Three machine learning algorithms were used including the support vector machine (SVM), deep neural network (DNN), and light gradient boosting machine (LGBM). The SVM models used four kernels including linear, polynomial, sigmoid, and radial basis functions. For each kernel, ten-fold cross-validation and the best hyperparameter using grid search (cost, gamma, degree, and coefficients) were performed. The kernels corresponding to the highest area under the receiver operating characteristic curve (AUROC) were derived from the final model. In the DNN model, optimal hyperparameters consisting of the size (number of hidden nodes) and decay (parameter for weight decay) with 10-fold cross-validation and grid search were determined. When developing the SVM and DNN models, the continuous features were normalized, and categorical features were processed as a one-hot encoding. In the LGBM model, hyperparameters (max_bin, learning rate, boosting method, and nrounds) were adjusted, and the model with the highest AUROC was selected for comparison.
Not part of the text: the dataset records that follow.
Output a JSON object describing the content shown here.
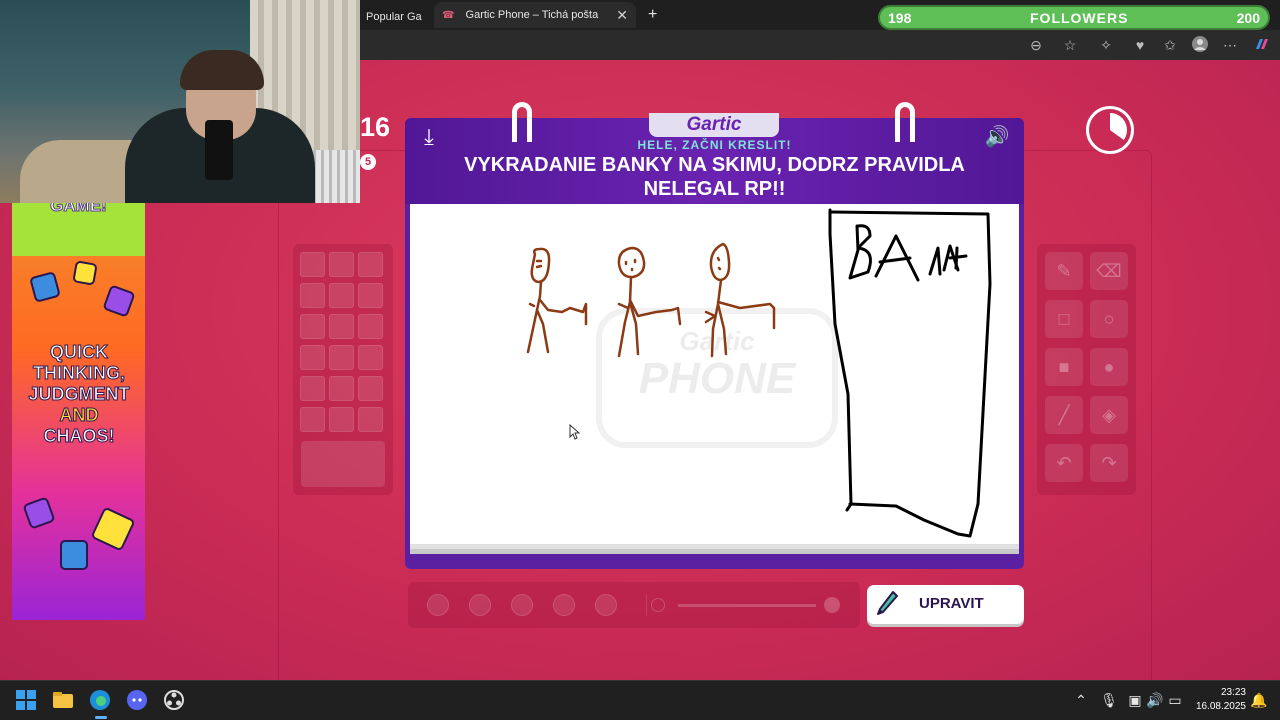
{
  "browser": {
    "tabs": [
      {
        "label": "Popular Ga",
        "close": "✕"
      },
      {
        "label": "Gartic Phone – Tichá pošta",
        "close": "✕"
      }
    ],
    "new_tab": "+",
    "toolbar_icons": [
      "zoom-icon",
      "favorite-star-icon",
      "extensions-icon",
      "browser-essentials-icon",
      "favorites-icon",
      "profile-icon",
      "more-icon",
      "copilot-icon"
    ]
  },
  "overlay": {
    "followers_current": "198",
    "followers_label": "FOLLOWERS",
    "followers_goal": "200",
    "followers_progress": 0.99
  },
  "ad": {
    "top_text": "GAME!",
    "text_line1": "QUICK",
    "text_line2": "THINKING,",
    "text_line3": "JUDGMENT",
    "text_line4": "AND",
    "text_line5": "CHAOS!"
  },
  "game": {
    "round_partial": "16",
    "round_sub_partial": "5",
    "logo": "Gartic",
    "prompt_label": "HELE, ZAČNI KRESLIT!",
    "prompt_line1": "VYKRADANIE BANKY NA SKIMU, DODRZ PRAVIDLA",
    "prompt_line2": "NELEGAL RP!!",
    "watermark_top": "Gartic",
    "watermark_bottom": "PHONE",
    "timer_progress": 0.35,
    "edit_button": "UPRAVIT",
    "tools": [
      "pencil-icon",
      "eraser-icon",
      "rectangle-outline-icon",
      "circle-outline-icon",
      "rectangle-fill-icon",
      "circle-fill-icon",
      "line-icon",
      "bucket-icon",
      "undo-icon",
      "redo-icon"
    ],
    "colors": {
      "accent": "#5b1fa1",
      "prompt_label": "#7ee3d8",
      "drawing_brown": "#8b3a14",
      "background": "#c92b55"
    }
  },
  "taskbar": {
    "time": "23:23",
    "date": "16.08.2025"
  }
}
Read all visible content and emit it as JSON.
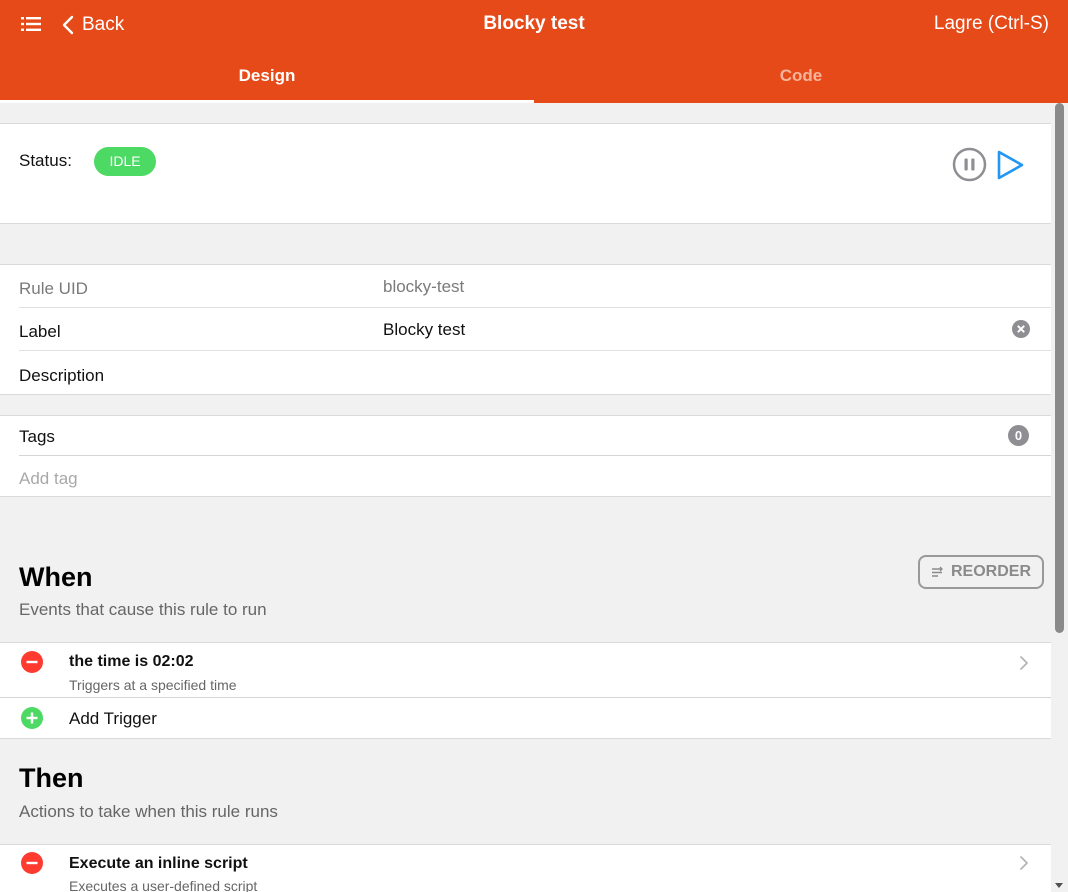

For performance indices, AUROC, accuracy, F1 score, Matthews correlation coefficient (MCC), and area under the precision-recall curve (AUPRC) were measured in the testing set. The AUROCs were compared between models using the DeLong test. MCC is an informative and truthful score in evaluating binary classification compared to accuracy and F1 score [17]. The MCC values of + 1, 0, and − 1 represent perfect prediction, average random prediction, and inverse prediction, respectively. The threshold was determined when the F1 score was the highest. For calibration, Brier's scores were calculated, with those closer to 0 indicating good calibration. We ranked the importance of features in developing the DNN and LGBM models. The performance of machine learning models with variable numbers of features in order of ranking were also evaluated. P values less than 0.05 were considered significant.